SILVER SPRING – Here’s where the cookie crumbles — you’d think Chinese fortune cookies and Lunar New Year would be a lucky match. Nope.
Those little half-moon confections are as American as apple pie.
It seems so natural: During the 15-day observance of the holiday that began Sunday, Asian-Americans seek a new year of luck and fortune. But the fortune cookie – a dessert mostly associated with Chinese food – is an American tradition expected by diners in Chinese restaurants.
“If I don’t get my fortune cookie, I’m like, ‘Where’s my cookie!'” said Asian Bistro Cafe patron Kari Hurlston, 38, of Washington.
Although fortune cookies are largely exported from China, the fortune cookie has not succeeded in Asia.
“Fortunes are a Western concoction,” said Rebecca McGinnis of the Confucius Institute, which promotes the study of Chinese language and culture at the University of Maryland, College Park.
Fortune cookie historians cannot pinpoint the exact date the cookie was invented and who created it but some popular theories say a Cantonese immigrant invented message-filled cookies in 1916. Another theory is that Makoto Hagiwara, caretaker of San Francisco’s Japanese Tea Garden, created the light waffle dessert in 1907.
Maryland has its own homegrown cookie maker: Lucky Fortune Cookie factory. The Jessup-based cookie manufacturer can produce almost 64 million fortune cookies a year, although that’s a fraction of what New York-based Wonton Food Inc. bakes up, about 4 million cookies a day.
Lucky serves wholesale clients scattered through Maryland, the District, Virginia and Philadelphia.
At Asian Bistro Cafe in Silver Spring, manager Ed Wang, 50, of Rockville, cracks open a dessert cookie.
On one side, the paper reads: “When things go wrong, don’t go with them.” On the other side are lucky numbers and Chinese translations of the word, jellies.
Cookie makers like to teach people how to speak Chinese, suggest lucky numbers for the lottery and give simple direction for life, Wang said. The “fortunes” are more affirmative than they used to be, he said, so “people don’t get upset.”
“I think fortune cookies are great. I look forward to the fortune cookie and the little positive note at the end of meal,” said Asian Bistro diner Kelley O’Connor, 22, of Bethesda, adding that fortune cookies are great for socializing as well.
“Everybody always wants to hear what your fortune is,” she said.
Although the fortune cookie itself is not considered auspicious, the Chinese live life in search of continual health, wealth and happiness.
“The Chinese always believe in good fortune and good luck,” said Alan Cheung, executive director of the Confucius Institute.
Many Chinese follow the Chinese zodiac signs, McGinnis said, and many also believe in number associations.
“You avoid the number four like a plague,” she said. “It’s like the Western concept of the number 13.”

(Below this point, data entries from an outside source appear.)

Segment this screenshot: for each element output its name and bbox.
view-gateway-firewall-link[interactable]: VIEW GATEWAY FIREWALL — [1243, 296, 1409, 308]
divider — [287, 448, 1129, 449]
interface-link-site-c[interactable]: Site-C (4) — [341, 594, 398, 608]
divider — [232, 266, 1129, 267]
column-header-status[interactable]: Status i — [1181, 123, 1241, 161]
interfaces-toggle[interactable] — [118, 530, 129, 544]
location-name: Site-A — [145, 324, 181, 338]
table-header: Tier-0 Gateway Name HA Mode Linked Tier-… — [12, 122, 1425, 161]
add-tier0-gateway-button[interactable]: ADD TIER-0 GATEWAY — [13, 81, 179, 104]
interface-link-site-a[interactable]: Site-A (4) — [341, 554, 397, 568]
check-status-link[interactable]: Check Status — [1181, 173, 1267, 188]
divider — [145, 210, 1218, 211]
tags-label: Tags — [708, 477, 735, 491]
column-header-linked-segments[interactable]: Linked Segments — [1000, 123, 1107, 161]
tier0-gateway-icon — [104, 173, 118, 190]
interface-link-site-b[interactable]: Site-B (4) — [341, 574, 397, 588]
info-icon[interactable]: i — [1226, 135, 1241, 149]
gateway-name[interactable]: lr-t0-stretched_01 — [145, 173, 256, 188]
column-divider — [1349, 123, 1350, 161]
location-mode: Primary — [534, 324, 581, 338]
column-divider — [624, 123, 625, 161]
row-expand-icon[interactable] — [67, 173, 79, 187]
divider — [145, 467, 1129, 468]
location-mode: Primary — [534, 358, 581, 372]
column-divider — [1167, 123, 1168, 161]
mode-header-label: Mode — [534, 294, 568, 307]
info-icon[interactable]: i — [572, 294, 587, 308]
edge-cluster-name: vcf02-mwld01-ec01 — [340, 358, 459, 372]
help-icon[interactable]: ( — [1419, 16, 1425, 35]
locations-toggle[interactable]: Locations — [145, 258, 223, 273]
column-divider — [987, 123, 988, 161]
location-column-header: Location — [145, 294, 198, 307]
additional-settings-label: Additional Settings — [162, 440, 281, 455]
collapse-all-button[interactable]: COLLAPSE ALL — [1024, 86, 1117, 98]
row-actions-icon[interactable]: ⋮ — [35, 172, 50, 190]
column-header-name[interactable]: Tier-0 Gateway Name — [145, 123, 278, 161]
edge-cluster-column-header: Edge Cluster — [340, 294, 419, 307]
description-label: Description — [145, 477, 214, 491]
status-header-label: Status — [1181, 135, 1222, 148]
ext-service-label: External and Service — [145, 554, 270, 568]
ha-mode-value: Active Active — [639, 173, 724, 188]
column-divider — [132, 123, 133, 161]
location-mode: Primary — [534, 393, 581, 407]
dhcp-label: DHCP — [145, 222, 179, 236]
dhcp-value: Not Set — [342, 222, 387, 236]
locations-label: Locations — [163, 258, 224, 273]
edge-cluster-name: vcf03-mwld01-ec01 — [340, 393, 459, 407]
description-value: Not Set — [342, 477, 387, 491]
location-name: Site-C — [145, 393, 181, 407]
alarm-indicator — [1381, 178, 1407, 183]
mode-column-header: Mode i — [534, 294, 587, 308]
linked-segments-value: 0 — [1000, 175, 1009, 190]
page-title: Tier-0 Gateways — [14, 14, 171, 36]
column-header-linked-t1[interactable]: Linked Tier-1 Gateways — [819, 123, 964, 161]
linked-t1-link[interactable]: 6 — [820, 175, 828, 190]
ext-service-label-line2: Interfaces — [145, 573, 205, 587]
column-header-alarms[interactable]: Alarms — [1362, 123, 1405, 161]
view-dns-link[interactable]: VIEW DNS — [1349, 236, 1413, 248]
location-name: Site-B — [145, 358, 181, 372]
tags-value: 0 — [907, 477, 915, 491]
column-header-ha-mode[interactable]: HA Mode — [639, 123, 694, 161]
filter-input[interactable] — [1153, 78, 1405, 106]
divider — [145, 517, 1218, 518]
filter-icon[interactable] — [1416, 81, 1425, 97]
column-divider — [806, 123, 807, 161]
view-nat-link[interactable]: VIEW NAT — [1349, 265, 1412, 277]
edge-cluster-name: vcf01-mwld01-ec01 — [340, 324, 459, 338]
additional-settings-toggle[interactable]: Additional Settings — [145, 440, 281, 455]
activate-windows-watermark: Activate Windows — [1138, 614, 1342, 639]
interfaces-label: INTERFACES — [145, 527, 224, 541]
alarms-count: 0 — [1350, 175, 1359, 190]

The number 8 is so lucky that people in China pay for license plates with that number. The combination of 6 and 8 is also good, meaning “blessing to flow to you”, McGinnis said.
“It’s not so much about superstition than wishing positives to people,” Cheung said.
The real new year’s traditions — those not manufactured for U.S. consumption — extend to housekeeping and color choices.
Families must clean their houses thoroughly to expel ill-fortune and welcome a promising future.
White, the color of death, should never be worn during the New Year celebration. Red, however, is considered lucky and is used in decorations, gift-wrap and clothing.
“We have a saying here,” Cheung said. “‘I’d rather be lucky than smart.’ Fortune is better.”